Cent trente décès par jour, plus de 400.000 depuis 1999, des millions de poisseuses addictions, une urgence nationale décrétée en octobre 2017 par Donald Trump: la crise des opioïdes est, pour les États-Unis, un naufrage sanitaire et social d'une ampleur cataclysmique.
Si les responsables de ce drame sont légion, une entreprise incarne mieux leur cynisme que toutes les autres: Purdue Pharma. Propriété de la famille Sackler, la firme a commercialisé en 1996 l'OxyContin, une forme à diffusion prolongée de l'oxycodone, dont la dangerosité a été minimisée et qu'un marketing agressif a poussé vers le carton commercial.
Faillite d'un géant
Victime symbolique, expiatoire et sans doute logique de la crise, Purdue Pharma pourrait bientôt cesser d'exister. Les Sackler semblent avoir trouvé une porte de sortie pour mettre fin à une procédure judiciaire qui l'oppose à plus de 2.300 parties, dont 23 États.
Le New York Times relate qu'un accord semble sur le point d'être signé. Les termes de ce compromis stipulent que la société serait mise en faillite pour être remplacée par un nouveau laboratoire. Celui-ci continuerait à commercialiser l'OxyContin ainsi que d'autres molécules, mais les profits qu'il en tirerait serviraient à payer les personnes qui ont porté plainte.

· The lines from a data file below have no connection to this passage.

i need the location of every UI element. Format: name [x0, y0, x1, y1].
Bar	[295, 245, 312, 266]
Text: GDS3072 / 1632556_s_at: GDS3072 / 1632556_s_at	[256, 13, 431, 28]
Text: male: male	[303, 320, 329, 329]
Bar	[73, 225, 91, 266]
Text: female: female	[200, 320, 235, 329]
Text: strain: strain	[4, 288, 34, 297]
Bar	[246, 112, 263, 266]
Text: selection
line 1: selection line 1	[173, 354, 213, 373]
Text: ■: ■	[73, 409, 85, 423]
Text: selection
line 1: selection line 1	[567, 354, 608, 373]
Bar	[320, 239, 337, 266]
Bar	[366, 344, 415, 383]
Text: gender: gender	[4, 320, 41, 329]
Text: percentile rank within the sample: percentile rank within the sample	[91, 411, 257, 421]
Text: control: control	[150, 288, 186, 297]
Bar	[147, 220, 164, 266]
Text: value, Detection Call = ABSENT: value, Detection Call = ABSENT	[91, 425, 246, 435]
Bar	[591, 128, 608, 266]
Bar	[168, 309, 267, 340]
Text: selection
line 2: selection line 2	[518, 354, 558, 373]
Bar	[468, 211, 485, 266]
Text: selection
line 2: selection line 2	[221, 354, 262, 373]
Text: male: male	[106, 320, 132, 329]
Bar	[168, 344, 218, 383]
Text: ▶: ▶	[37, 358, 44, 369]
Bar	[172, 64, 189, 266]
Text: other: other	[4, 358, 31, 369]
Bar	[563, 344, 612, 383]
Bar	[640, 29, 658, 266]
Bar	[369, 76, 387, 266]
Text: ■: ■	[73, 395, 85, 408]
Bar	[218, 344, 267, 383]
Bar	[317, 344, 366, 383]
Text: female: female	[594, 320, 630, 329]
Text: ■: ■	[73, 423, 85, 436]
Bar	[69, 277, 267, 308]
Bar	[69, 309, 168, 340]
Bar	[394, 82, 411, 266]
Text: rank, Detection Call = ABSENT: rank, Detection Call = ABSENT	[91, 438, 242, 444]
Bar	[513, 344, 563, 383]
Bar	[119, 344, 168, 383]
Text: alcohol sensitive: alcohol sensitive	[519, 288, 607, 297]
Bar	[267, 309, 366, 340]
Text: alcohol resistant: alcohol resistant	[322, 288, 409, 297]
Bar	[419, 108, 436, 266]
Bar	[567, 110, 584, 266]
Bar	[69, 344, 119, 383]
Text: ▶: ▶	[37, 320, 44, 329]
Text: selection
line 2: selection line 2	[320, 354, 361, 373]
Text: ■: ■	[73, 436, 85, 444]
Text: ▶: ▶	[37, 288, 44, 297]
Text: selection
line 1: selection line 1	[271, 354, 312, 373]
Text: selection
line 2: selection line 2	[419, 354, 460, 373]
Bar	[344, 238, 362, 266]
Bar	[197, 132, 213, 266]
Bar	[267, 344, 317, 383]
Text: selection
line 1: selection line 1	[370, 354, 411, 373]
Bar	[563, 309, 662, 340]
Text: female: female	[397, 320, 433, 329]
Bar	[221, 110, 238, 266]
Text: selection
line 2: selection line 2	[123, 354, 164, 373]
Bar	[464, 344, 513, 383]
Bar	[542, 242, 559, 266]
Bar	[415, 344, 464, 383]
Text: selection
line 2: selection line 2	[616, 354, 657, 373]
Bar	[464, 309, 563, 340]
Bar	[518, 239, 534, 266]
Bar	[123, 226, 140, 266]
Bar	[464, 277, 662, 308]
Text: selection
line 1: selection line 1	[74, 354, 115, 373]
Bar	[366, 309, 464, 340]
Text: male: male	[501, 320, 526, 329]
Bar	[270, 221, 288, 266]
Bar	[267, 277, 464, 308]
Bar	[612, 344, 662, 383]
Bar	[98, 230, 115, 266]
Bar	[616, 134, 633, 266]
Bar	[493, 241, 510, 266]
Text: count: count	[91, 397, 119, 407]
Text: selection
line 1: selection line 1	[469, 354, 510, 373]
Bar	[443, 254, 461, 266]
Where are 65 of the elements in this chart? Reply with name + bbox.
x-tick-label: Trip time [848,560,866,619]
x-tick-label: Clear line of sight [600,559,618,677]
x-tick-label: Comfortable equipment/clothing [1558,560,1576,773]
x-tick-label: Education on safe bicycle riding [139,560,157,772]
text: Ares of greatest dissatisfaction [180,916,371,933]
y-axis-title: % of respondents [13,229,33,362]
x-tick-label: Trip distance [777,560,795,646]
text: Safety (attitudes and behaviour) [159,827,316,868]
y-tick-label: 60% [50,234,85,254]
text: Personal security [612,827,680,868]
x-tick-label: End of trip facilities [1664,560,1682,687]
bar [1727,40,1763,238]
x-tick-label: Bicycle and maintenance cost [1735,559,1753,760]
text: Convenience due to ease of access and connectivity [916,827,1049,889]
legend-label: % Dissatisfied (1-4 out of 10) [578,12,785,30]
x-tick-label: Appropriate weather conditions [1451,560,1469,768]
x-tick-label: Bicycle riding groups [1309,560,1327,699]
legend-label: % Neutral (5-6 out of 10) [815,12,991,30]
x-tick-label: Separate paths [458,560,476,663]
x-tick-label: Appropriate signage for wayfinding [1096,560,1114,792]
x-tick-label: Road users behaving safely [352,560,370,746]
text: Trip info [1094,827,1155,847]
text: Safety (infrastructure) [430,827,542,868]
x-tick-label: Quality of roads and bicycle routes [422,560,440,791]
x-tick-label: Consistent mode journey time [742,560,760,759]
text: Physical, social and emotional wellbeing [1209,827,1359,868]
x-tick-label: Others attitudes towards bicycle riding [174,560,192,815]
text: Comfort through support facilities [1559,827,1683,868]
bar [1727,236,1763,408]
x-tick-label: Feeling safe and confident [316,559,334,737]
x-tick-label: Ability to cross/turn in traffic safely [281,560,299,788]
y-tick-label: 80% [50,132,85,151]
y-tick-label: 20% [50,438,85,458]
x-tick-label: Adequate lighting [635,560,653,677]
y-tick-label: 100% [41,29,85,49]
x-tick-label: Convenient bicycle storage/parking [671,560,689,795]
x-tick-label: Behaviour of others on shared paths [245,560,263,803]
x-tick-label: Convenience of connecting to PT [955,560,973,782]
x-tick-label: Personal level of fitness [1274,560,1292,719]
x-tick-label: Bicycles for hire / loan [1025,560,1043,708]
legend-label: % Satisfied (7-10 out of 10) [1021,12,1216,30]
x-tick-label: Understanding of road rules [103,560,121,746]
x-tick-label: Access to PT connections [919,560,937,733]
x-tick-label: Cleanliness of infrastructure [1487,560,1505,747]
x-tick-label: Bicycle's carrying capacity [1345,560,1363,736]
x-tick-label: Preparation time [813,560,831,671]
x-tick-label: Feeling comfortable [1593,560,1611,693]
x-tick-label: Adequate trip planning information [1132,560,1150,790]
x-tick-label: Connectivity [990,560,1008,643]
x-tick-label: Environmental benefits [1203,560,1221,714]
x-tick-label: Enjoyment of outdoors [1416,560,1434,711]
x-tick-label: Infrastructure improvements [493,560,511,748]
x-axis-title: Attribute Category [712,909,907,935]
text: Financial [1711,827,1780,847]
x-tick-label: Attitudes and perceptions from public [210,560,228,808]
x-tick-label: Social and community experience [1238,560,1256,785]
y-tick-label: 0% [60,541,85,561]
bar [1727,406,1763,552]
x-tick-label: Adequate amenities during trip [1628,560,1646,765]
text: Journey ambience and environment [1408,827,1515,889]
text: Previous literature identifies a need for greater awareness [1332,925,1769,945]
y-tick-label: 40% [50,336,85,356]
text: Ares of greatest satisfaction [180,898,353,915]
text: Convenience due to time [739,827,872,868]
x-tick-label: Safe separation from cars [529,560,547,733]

Cette nouvelle entité aurait également l'obligation de fournir gratuitement des traitements contre l'addiction, dont certains sont encore en cours de développement. Les Sackler, eux, devraient se défaire de 3 milliards de dollars (2,72 milliards d'euros), ponctionnés sur leur fortune personnelle. L'opération coûterait de 10 à 12 milliards de dollars (entre 9,1 et 10,9 milliards d'euros) aux entreprises et aux responsables qui les dirigent.
Les Sackler saqués
Leur nom est fameux dans les milieux de la philanthropie muséale ou universitaire. Il ne semble plus y être le bienvenu. Certaines institutions ont déjà publiquement renié des dons de la famille Sackler alors que le Louvre, en juillet 2019, débaptisait l'aile des antiquités orientales portant le patronyme américain.
Si cette procédure n'est pas la première depuis le début des révélations qui ont émaillé la crise des opioïdes, elle est sans doute la plus symbolique, car la plus incarnée. Si elle n'est pas close, les défenseurs de l'accord estiment qu'elle constitue le moyen le plus sûr et le plus rapide pour faire payer la société.
Connecticut has not agreed to any settlement. Our position remains firm and unchanged and nothing for us has changed today. https://t.co/ZkbDQoNq7g
— AG William Tong (@AGWilliamTong) 11 septembre 2019
Certaines personnes ne sont pas satisfaites de la relative clémence de la transaction. Elles s'inquiètent de ne jamais voir les promesses de paiements se réaliser. «Le Connecticut n'a accepté aucun accord. Nous restons sur une position ferme et rien n'a changé pour nous», a twitté William Tong, le procureur général du Connecticut.
Des scientifiques des Centres pour le contrôle et la prévention des maladies (CDC) estiment que le «fardeau économique» des prescriptions abusives d'opioïdes s'élevait à 78,5 milliards de dollars en 2013.